Forêts européennes sans boussole : le Parlement européen rejette la loi sur la surveillance environnementale
Le Parlement européen a rejeté la proposition de loi sur la surveillance des forêts. Ce rejet, souhaité par le PPE et la droite, porte un coup dur à la stratégie européenne sur le climat et la biodiversité, laissant le continent sans données harmonisées sur la santé des forêts.
Une occasion manquée pour la protection des forêts et une décision qui pèse sur l’avenir de l’Europe.
Avec 370 voix pour et 264 contre, le Parlement européen a rejeté le projet de loi de la Commission européenne visant à créer un cadre commun de surveillance des forêts. L'objectif du texte, présenté en 2023, était simple mais crucial : collecter de manière harmonisée des données actualisées sur la santé des forêts européennes, de manière à renforcer leur protection contre les incendies, les parasites et la sécheresse.
La proposition est née de la nécessité de combler un manque d'information qui dure depuis plus de quinze ans. Depuis 2007, avec l'expiration du règlement « Forest Focus », l'Union ne dispose plus de système de reporting coordonné. Aujourd’hui, les données forestières restent fragmentées et non comparables entre les pays membres, ce qui entrave l’efficacité des stratégies d’adaptation au climat.
Le projet de la Commission envisageait de renforcer le système d'information forestière pour l'Europe (FISE), en intégrant les données satellitaires et la surveillance nationale. Une infrastructure numérique ouverte et partagée aurait permis d’identifier rapidement les menaces environnementales et d’orienter les politiques publiques sur une base scientifique solide.
La politique entre sur le terrain
Mais la majorité formée par le Parti populaire européen (PPE) et les groupes d'extrême droite a choisi un choix différent. Les députés contre ont justifié le vote en évoquant une « bureaucratie excessive » et une prétendue tentative de Bruxelles de « centraliser » les compétences nationales. La décision clôt effectivement la première lecture parlementaire, tandis que la Commission – qui avait déjà exprimé des réserves sur la version modifiée par le Conseil – évalue désormais s'il convient de retirer entièrement la proposition.
Les réactions ne se sont pas fait attendre. Pour la rapporteure Emma Wiesner (Renew Europe), ce refus représente « une occasion manquée » de doter l'Union d'outils communs contre les urgences forestières. Les ONG environnementales, comme Fern, sont du même avis, parlant d' »une énorme opportunité gâchée ».

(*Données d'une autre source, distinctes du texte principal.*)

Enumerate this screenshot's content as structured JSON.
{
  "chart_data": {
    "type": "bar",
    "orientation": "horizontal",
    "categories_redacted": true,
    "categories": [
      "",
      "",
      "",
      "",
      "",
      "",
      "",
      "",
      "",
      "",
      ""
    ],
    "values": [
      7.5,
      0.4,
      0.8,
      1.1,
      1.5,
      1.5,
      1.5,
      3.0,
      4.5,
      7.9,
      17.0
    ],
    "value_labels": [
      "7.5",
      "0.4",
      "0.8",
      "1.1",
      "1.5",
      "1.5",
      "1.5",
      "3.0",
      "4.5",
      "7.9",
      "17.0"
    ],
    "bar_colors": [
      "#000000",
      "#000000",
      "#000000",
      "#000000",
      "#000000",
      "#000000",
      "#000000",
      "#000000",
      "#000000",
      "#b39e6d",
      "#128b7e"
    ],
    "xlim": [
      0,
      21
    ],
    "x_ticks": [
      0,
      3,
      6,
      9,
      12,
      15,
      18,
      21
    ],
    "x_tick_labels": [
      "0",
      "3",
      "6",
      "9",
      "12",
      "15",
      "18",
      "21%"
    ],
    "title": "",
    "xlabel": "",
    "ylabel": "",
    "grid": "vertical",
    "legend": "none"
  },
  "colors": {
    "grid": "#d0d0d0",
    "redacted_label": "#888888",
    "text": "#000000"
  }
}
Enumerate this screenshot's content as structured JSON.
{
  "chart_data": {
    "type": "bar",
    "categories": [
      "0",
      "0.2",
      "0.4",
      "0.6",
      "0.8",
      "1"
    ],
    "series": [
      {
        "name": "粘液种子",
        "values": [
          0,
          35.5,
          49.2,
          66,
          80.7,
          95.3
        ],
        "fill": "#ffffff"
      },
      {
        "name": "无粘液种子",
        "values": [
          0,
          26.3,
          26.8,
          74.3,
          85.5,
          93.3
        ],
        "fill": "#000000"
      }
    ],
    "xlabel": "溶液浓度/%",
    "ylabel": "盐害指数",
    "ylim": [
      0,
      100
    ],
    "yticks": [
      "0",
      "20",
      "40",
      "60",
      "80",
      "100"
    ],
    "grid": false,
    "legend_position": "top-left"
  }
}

Des propos durs sont également venus de la part des délégations italiennes progressistes. Le Parti démocrate a dénoncé un « sérieux pas en arrière dans les politiques environnementales », tandis que les Verts européens et l'Alliance des Verts et de la Gauche ont défini ce rejet comme « un choix à courte vue qui affaiblit la capacité de l'UE à réagir à des crises environnementales de plus en plus fréquentes ».
Quelles conséquences sur le terrain
Cristina Guarda et Ignazio Marino, membres italiens des commissions Agriculture et Environnement du Parlement européen, ont rappelé que « l'été dernier, plus d'un million d'hectares ont brûlé. Sans un système de surveillance commun – ont-ils ajouté – nous nous retrouverons avec des données fragmentées et des décisions mal informées, juste au moment où une réponse coordonnée est nécessaire ».
Le vote intervient à un moment délicat pour la stratégie européenne pour le climat et la biodiversité, déjà sous pression après la polémique sur le règlement anti-déforestation (EUDR), que la Commission révise pour simplifier sa mise en œuvre. Toutes ces mesures auraient dû renforcer le Green Deal et consolider le rôle de l’Europe en tant que leader mondial dans la protection du patrimoine naturel.
Mais aujourd’hui, le signal politique est inverse : une Europe qui renonce à se doter d’outils communs au moment même où ses écosystèmes sont confrontés aux conséquences les plus dures du réchauffement climatique.
Pour autant, le vote ne clôture pas définitivement la partie. Parallèlement, le Parlement a approuvé l'extension des tâches du groupe permanent d'experts en matière forestière et forestière, qui assistera désormais la Commission dans l'évaluation de nouvelles initiatives législatives. Reste à savoir si cette instance sera en mesure de compenser, au moins en partie, l’absence d’un cadre réglementaire véritablement contraignant.
Sans une base d’informations solide et partagée, la gestion forestière risque de rester à la merci des urgences et des pressions politiques. Dans une Europe qui ne cesse de se réchauffer, l’absence d’une boussole commune pour ses forêts n’est pas seulement un problème technique : c’est une défaite environnementale et politique.